Inasmuch as, like I told that Best Buy clerk, I'm not all that into bestiality (HA! I said it!), I must admit that as a young(er) whippersnapper, I did feel a certain something in my loins when Rudolph the Rednosed Reindeer lifted his head up from that stream and had full-fledged antlers (you know - right after Burl Ives says, "Meanwhile, Rudolph was growing up...") I believe I was about 8 at the time.
I still remember my first romantic crush distinctly. I mean, I *loved* that boy. His name was Teddy, and he had the deepest, darkest, most delicious brown eyes I've ever seen. And half-inch-long eyelashes. And thick eyebrows to boot. I can still remember that face of his like I'm looking at it for the first time. I was 4.
Barb,
THANKSSS for coming on! You're killing me with the Rudolph thing and though I've never found Burl Ives to be a turn-on, you're making a pretty damn good case of it by using "loins" in the same sentence!
But good old Sylvester really did it for me. Something about his white chest (all right, stomach, whatever the hell you call it when he stands up erect--sorry). Forget that last sentence.

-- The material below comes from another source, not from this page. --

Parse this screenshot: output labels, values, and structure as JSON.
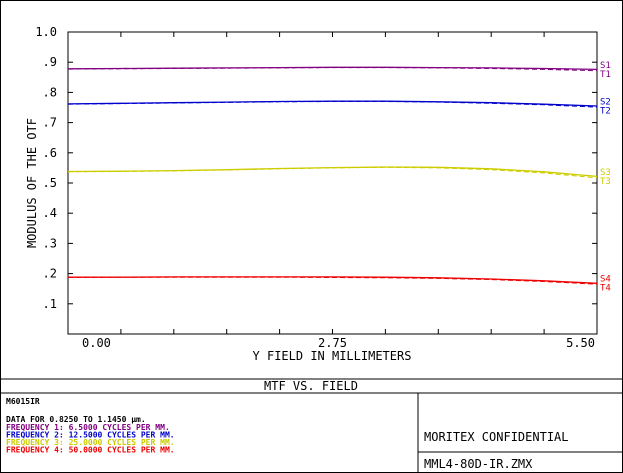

Though the first day of kindergarden I kissed a girl named Jill 14 times, that turned out for nought. I remember my first real crush too, and it took me over when I was in about 4th grade. The kid, who went to a neighboring Catholic school, was nicknamed "Beaver" of all things. I saw him when we played against him in Little League and someone dumped a water bucket over his head while he was laughing, on his knees by the dugout. It was dusk during one of those lazy childhood summers that went on forever. I thought of Beaver over and over and over again, waiting to see him and of course, the non-stop heartsickness that is so strong when you're that age. I still feel it right now even though I haven't thought of that for some time.
Beaver fever. Couldn't resist, but it's true.